Rid of these annoyances, Harry motherfucking Potter was free to leave the castle at his own will. He stared at the door as the non-Felton-voiced Draco's empty threats echoed in his head. "I never needed to leave your pathetic castle..." Harry mumbled to himself.
Harry then did outplay the volume of Ebony's screaming German essence with a guitar rift upon the mighty FuckSlayer. Harry's melody ripped the castle of Hogwarts straight from the earth, creating a powerful jarring motion that utterly and entirely disrupted Snape and Jeriayh-sensy's wedding in the great hall, and splashed tropical punch across the entire front of Tito's favorite shirt.

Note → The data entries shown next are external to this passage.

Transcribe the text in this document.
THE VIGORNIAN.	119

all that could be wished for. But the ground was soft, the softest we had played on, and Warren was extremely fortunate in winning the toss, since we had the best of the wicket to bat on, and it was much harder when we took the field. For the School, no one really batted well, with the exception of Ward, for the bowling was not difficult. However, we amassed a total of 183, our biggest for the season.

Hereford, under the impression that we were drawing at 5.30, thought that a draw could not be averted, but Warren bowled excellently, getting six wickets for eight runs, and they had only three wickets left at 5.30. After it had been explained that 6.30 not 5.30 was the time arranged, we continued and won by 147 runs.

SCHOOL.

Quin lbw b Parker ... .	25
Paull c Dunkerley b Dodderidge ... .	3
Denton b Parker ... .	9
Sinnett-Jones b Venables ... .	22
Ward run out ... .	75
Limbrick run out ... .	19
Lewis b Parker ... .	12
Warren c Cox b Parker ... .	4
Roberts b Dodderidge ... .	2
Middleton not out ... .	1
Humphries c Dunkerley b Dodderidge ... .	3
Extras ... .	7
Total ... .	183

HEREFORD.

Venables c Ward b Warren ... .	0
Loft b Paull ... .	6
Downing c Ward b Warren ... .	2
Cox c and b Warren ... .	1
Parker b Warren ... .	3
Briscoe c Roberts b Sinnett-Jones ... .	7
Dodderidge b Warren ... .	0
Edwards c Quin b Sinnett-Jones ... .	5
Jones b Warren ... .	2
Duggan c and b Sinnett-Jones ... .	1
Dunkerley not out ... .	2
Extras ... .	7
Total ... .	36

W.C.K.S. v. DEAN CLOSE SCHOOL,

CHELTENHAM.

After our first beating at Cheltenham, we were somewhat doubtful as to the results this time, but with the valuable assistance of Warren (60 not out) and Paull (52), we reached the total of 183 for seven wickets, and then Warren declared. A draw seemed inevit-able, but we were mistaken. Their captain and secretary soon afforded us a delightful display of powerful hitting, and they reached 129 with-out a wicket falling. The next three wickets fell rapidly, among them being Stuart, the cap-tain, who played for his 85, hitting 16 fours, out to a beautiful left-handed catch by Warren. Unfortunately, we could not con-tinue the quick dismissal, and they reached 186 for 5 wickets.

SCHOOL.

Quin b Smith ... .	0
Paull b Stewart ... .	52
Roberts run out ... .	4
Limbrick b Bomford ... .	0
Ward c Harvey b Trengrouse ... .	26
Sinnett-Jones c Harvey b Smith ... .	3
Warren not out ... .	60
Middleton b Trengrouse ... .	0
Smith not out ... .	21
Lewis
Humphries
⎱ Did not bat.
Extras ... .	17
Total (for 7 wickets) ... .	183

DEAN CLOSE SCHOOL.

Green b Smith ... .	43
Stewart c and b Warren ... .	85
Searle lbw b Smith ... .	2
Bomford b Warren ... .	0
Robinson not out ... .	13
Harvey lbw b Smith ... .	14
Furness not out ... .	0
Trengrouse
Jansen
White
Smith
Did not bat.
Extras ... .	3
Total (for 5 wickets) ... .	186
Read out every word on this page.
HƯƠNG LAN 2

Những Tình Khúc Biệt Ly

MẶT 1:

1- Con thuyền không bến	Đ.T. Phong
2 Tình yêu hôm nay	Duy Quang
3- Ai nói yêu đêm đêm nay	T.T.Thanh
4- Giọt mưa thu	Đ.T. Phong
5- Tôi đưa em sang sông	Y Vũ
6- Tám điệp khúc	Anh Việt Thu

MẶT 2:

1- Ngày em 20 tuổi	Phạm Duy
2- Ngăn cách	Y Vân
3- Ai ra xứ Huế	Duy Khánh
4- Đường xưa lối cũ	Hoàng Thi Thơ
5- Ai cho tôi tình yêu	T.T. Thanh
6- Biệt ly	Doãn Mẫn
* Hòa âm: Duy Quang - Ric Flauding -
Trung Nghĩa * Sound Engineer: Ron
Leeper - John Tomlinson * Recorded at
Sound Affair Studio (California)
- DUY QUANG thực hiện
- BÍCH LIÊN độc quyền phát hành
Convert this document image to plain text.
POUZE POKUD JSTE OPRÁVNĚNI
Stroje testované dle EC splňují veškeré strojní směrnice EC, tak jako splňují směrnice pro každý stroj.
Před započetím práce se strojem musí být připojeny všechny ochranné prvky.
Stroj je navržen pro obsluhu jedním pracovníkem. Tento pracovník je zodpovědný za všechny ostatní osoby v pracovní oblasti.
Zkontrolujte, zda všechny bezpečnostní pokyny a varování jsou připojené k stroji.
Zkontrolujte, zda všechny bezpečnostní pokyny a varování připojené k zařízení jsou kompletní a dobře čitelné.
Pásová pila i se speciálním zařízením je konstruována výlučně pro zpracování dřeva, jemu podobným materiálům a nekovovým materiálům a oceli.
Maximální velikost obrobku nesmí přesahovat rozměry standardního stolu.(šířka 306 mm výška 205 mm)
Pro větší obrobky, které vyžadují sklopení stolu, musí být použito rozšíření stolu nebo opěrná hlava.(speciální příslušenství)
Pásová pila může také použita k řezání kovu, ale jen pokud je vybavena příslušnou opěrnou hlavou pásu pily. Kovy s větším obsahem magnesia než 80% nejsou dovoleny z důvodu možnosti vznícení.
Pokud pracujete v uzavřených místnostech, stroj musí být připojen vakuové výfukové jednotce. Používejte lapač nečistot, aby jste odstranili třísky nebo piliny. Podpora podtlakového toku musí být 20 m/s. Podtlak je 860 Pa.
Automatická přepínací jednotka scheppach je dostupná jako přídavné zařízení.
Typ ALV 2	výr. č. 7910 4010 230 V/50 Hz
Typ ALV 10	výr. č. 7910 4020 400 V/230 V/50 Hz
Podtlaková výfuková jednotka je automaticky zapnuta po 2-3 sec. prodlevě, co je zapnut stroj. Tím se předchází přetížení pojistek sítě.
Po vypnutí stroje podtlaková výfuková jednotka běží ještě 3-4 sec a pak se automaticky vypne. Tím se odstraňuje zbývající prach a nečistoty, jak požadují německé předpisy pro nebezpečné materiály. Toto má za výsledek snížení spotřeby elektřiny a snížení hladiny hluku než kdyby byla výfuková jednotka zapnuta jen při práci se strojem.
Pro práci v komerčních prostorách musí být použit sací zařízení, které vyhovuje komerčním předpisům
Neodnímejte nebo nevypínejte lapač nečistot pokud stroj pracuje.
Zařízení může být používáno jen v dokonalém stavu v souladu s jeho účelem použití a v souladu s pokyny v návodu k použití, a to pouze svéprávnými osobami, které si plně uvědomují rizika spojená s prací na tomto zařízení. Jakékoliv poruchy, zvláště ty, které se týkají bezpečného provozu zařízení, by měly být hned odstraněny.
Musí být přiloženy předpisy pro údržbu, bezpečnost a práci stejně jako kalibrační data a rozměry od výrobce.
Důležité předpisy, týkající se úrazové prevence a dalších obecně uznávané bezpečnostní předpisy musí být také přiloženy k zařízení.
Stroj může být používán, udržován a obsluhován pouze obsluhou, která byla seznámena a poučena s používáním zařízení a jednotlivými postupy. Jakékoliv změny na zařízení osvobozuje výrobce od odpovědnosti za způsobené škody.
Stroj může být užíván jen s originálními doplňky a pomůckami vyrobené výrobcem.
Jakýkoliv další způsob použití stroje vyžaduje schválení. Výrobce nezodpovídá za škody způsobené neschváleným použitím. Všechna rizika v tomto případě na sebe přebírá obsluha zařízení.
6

The castle ground was propelled upward, zooming through the sky with such speed that the stone walls caught on fire, and with such feverish intensity that the fire caught on fuckfire. It burned brilliantly - even as it zoomed through space, which had no air. Harry continued his guitar solo as he bent the forces of gravity and compelled the great fortress to smash straight into the side of Mars, destroying the fuck out of Pigfarts simply to add insult to Draco's obliteration.
Harry stared down at the desolation. He considered eating a Scrone.
On the game over screen, Poppy Pomfrey scolded Draco for pissing off a fucking deity.